[Critique] LA ISLA MINIMA

STARVIDEOCLUB | 28 décembre 2015 | Aucun commentaire

Titre original : La Isla Mínima

Rating: ★★★★½
Origine : Espagne
Réalisateur : Alberto Rodriguez
Distribution : Javier Gutiérrez, Raúl Arévalo, Antonio de la Torre, Nerea Barros, Jesús Castro, Mercedes León, Adelfa Calvo, Manolo Solo…
Genre : Drame/Thriller
Date de sortie : 15 juillet 2015

Le Pitch :
1980 en Espagne. Deux adolescentes sont victimes d’un meurtre sauvage dans les marais de Guadalquivir en Andalousie. Pedro et Juan, deux policiers aux méthodes radicalement opposées sont envoyés sur place. Mais dans l’Espagne profonde des jeunes années post-dictatures, les vieilles habitudes ont la vie dure et c’est l’omerta qui règne. Les deux policiers vont devoir puiser au fond d’eux-mêmes durant leur enquête…

La Critique :
C’est un fait, et c’est assez triste, mais le cinéma européen a du mal à exister dans les salles en France, victime d’un côté de l’hégémonie américaine et du protectionnisme français (quitte à projeter des films de mauvaise qualité, mais qui attireront du monde), et de l’autre de l’image de cinéma d’art et d’essai un peu excentrique qui lui a longtemps collé à la peau. La Movida a forgé cette image qui tient presque du cliché. Ce courant artistique est né du sentiment de liberté artistique soudaine acquise après la fin de la dictature, et montre des films certes dramatiques mais très colorés et avec une certaine dose de folie.
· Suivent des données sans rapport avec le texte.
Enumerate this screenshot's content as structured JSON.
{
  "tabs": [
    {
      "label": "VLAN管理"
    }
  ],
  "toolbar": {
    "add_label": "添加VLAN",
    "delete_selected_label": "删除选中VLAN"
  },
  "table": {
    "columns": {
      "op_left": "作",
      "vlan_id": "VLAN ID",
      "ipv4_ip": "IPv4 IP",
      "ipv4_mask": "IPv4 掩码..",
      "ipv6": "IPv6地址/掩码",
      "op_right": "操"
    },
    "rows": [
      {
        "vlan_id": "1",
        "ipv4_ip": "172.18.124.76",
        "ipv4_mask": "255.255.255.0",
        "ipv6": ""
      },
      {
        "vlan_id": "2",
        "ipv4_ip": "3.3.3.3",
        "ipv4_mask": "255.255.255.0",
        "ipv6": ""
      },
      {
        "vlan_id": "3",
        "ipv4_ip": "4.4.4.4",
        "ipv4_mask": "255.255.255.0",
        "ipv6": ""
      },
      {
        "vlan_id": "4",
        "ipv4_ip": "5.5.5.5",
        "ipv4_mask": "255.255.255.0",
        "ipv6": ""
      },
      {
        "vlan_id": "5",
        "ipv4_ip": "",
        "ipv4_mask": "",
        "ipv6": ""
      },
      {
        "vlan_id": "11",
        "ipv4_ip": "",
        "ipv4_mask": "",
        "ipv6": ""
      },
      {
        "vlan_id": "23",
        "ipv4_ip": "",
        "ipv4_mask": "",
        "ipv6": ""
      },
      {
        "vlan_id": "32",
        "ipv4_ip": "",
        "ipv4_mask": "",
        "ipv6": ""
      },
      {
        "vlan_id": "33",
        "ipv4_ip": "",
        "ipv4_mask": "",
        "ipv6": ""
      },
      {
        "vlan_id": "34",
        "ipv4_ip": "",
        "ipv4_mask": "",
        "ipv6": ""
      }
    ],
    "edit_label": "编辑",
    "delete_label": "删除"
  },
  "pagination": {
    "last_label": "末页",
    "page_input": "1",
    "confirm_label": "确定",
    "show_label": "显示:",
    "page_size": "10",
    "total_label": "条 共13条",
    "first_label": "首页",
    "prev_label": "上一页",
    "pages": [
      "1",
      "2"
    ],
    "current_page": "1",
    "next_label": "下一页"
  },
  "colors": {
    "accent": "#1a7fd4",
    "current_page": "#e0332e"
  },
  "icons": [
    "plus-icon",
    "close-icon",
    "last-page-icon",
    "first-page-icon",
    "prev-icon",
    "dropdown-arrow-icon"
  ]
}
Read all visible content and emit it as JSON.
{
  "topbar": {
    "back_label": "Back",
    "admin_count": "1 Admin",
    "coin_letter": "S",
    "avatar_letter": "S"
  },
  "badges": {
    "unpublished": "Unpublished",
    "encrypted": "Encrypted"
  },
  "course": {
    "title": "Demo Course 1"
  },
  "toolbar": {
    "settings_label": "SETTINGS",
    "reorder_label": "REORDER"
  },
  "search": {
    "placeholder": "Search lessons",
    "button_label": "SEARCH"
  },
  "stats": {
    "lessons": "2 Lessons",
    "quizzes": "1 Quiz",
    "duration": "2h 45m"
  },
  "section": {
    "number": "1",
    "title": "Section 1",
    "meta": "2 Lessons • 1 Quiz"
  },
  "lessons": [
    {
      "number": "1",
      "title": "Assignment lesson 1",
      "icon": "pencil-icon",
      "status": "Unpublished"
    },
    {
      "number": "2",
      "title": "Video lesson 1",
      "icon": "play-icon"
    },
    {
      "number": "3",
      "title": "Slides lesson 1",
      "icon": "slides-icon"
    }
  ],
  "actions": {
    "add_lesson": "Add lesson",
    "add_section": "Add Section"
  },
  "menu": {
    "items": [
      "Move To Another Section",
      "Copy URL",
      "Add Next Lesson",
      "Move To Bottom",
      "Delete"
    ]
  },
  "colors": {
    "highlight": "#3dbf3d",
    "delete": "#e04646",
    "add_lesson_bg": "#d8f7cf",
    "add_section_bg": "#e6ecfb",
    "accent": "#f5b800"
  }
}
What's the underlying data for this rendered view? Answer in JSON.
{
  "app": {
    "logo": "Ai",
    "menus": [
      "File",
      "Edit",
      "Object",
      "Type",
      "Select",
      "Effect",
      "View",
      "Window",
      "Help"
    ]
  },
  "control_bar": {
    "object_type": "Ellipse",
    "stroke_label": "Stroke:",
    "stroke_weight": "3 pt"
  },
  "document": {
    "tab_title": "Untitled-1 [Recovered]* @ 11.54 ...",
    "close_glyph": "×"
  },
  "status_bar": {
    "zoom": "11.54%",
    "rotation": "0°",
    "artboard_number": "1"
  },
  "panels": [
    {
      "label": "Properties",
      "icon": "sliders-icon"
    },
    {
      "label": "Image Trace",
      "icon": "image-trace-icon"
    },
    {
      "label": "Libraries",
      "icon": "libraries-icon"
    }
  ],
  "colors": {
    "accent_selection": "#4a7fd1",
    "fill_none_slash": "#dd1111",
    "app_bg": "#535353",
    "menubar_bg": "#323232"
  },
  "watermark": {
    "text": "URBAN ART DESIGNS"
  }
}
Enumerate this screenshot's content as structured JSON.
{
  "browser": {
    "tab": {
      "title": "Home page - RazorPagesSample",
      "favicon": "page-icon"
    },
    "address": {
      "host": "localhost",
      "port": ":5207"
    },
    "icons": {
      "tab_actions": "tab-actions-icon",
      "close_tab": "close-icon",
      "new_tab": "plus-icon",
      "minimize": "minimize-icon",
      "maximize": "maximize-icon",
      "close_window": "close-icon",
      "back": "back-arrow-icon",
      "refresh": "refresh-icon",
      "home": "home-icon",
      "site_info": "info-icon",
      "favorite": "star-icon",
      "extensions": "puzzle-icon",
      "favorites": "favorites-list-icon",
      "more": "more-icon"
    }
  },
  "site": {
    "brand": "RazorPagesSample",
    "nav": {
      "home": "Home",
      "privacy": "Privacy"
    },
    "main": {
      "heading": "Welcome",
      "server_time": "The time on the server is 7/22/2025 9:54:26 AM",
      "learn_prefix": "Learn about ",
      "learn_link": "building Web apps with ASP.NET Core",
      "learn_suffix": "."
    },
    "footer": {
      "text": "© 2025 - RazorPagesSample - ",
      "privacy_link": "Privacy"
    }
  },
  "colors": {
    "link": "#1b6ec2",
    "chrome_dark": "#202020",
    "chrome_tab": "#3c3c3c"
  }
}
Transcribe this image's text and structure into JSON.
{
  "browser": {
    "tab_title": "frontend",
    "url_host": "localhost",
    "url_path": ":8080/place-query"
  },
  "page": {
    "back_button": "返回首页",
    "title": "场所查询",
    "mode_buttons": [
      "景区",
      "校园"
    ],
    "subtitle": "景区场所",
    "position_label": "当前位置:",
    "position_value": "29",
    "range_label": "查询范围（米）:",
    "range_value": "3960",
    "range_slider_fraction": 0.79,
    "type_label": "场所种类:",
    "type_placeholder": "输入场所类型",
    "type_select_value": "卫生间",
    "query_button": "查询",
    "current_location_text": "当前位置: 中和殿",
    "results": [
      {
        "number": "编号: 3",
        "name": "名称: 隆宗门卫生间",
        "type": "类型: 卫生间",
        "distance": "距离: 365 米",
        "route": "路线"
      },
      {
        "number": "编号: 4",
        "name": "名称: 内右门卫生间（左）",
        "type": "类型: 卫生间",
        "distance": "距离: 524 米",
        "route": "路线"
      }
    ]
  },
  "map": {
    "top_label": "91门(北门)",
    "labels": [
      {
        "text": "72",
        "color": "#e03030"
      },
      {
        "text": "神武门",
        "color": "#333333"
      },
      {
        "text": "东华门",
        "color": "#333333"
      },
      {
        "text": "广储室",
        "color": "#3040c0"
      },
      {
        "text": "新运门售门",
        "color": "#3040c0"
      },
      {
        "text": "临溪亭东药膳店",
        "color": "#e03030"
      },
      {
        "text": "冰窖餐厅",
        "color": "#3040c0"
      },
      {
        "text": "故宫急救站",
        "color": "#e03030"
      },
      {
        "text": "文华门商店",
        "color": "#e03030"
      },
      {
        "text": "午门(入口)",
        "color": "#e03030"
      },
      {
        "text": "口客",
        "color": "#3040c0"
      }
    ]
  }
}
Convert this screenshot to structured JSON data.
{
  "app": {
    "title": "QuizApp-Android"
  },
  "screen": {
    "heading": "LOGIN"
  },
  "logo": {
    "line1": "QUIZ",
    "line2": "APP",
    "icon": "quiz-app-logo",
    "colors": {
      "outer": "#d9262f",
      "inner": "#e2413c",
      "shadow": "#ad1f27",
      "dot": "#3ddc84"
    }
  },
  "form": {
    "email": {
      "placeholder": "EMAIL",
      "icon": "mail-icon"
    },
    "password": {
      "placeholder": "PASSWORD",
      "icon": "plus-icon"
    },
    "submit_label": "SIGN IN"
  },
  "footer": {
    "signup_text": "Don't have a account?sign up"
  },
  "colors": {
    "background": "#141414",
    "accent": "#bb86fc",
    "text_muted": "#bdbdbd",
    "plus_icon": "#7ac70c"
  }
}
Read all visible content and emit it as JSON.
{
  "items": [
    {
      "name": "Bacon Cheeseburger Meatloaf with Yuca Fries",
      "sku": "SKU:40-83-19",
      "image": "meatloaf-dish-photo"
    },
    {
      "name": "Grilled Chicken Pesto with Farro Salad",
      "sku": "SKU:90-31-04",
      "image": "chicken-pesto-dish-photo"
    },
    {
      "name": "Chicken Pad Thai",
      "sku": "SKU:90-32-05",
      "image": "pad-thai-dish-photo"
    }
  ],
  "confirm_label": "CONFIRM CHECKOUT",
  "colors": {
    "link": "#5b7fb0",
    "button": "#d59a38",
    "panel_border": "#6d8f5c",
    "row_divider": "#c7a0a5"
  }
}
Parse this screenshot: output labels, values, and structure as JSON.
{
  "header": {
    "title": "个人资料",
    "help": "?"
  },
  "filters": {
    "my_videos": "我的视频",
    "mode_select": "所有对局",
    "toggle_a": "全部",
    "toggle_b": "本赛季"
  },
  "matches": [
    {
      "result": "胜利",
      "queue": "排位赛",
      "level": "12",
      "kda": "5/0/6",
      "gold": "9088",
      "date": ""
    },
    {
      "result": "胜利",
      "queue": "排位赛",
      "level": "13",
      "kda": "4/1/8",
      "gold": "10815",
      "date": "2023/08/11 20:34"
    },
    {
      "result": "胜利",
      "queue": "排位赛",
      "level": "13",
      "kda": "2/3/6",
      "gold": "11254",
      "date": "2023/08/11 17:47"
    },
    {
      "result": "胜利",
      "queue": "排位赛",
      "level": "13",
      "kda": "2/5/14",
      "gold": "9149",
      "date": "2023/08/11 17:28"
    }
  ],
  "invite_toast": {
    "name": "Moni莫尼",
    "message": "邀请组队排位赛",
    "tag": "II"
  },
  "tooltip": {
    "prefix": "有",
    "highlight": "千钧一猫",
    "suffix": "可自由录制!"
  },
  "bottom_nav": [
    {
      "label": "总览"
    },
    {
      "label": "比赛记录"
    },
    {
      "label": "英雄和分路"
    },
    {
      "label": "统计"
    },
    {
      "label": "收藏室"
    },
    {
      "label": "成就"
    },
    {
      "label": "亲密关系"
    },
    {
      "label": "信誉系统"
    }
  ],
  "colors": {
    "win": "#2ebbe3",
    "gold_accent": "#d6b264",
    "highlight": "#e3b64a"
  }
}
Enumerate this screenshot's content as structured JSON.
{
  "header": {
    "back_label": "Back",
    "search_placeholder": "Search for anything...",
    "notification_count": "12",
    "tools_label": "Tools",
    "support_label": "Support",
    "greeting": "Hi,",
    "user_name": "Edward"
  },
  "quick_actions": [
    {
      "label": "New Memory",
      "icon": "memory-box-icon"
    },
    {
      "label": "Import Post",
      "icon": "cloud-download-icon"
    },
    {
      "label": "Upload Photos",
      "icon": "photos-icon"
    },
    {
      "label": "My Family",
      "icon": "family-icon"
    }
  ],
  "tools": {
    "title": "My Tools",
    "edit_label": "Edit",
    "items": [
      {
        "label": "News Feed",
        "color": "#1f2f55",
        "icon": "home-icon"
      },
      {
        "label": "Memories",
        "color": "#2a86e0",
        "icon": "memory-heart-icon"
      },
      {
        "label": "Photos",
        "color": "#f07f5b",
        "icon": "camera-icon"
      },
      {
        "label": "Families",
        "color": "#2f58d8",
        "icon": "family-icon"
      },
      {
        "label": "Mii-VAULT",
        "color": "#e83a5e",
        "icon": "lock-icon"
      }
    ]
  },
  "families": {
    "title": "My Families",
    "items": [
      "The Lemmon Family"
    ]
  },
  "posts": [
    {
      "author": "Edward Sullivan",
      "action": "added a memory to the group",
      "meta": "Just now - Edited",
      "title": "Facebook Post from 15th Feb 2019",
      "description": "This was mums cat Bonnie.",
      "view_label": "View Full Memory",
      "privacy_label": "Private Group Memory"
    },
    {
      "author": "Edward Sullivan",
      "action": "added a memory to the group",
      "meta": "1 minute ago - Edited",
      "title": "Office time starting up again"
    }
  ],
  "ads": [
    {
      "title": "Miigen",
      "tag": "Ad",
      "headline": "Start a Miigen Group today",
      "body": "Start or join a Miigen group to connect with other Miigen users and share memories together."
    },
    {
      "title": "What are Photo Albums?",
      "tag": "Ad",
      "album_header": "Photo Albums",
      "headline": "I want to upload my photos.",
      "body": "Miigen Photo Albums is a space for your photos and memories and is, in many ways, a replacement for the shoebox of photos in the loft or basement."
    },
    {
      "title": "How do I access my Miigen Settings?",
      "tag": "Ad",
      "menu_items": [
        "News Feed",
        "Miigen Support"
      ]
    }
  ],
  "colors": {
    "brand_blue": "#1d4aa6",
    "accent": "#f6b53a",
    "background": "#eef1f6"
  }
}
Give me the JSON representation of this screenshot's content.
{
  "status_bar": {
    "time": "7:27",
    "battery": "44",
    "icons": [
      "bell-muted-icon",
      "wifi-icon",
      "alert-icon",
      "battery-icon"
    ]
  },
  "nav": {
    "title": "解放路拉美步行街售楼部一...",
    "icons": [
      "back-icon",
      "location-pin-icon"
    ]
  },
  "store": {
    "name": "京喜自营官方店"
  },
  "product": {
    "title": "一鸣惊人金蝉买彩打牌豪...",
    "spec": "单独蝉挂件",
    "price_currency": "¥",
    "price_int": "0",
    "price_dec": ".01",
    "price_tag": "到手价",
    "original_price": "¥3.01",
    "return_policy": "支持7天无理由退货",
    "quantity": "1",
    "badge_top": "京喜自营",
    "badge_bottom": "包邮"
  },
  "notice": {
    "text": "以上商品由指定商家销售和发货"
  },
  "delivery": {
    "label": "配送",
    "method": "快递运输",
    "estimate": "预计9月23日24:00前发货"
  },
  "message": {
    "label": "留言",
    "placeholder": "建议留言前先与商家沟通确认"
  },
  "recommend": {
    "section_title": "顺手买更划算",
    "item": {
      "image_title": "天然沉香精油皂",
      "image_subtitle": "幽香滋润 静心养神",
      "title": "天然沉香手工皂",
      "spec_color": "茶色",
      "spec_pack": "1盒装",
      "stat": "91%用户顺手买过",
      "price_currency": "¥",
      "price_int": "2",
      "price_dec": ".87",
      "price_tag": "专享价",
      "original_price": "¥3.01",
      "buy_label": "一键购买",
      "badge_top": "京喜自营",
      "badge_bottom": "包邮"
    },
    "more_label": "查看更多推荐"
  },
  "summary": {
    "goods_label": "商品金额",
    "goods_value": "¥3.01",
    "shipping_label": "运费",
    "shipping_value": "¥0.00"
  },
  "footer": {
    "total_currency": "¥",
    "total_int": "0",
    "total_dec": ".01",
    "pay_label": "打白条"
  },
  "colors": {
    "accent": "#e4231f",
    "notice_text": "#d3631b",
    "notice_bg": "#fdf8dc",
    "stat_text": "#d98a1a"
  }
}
Il est emmené par la locomotive Pedro Almodovar (lui-même très influencé par le réalisateur portugais Paulo Rocha comme le montrent des thématiques communes) et d’autres réalisateurs comme Bigas Luna (Jambon Jambon, Macho).
Mais une autre génération a émergé, emmenée par des pionniers, comme le complètement barré Alex de la Iglesia, et l’Espagne a gagné une nouvelle notoriété via le cinéma de genre, notamment l’horreur avec des films comme L’Orphelinat ou [Rec]. L’autre genre qui possède en ses rangs des cinéastes très talentueux, c’est le thriller, que ce soit tourné avec des acteurs américains (Esther, Buried) ou localement (comme l’excellent Malveillance). Les thrillers donnent aussi souvent l’occasion de confronter le pays avec son histoire. Ainsi, GAL de Miguel Courtois traite des Groupes Antiterroriste de Libération (un des scandales qui a coulé le premier ministre de l’époque), des groupes de tueurs chargés d’abattre des activistes de l’ETA. Cellule 211 de Daniel Monzón montre les méthodes radicales utilisées par la police et le personnel pénitencier dans des situations d’urgence.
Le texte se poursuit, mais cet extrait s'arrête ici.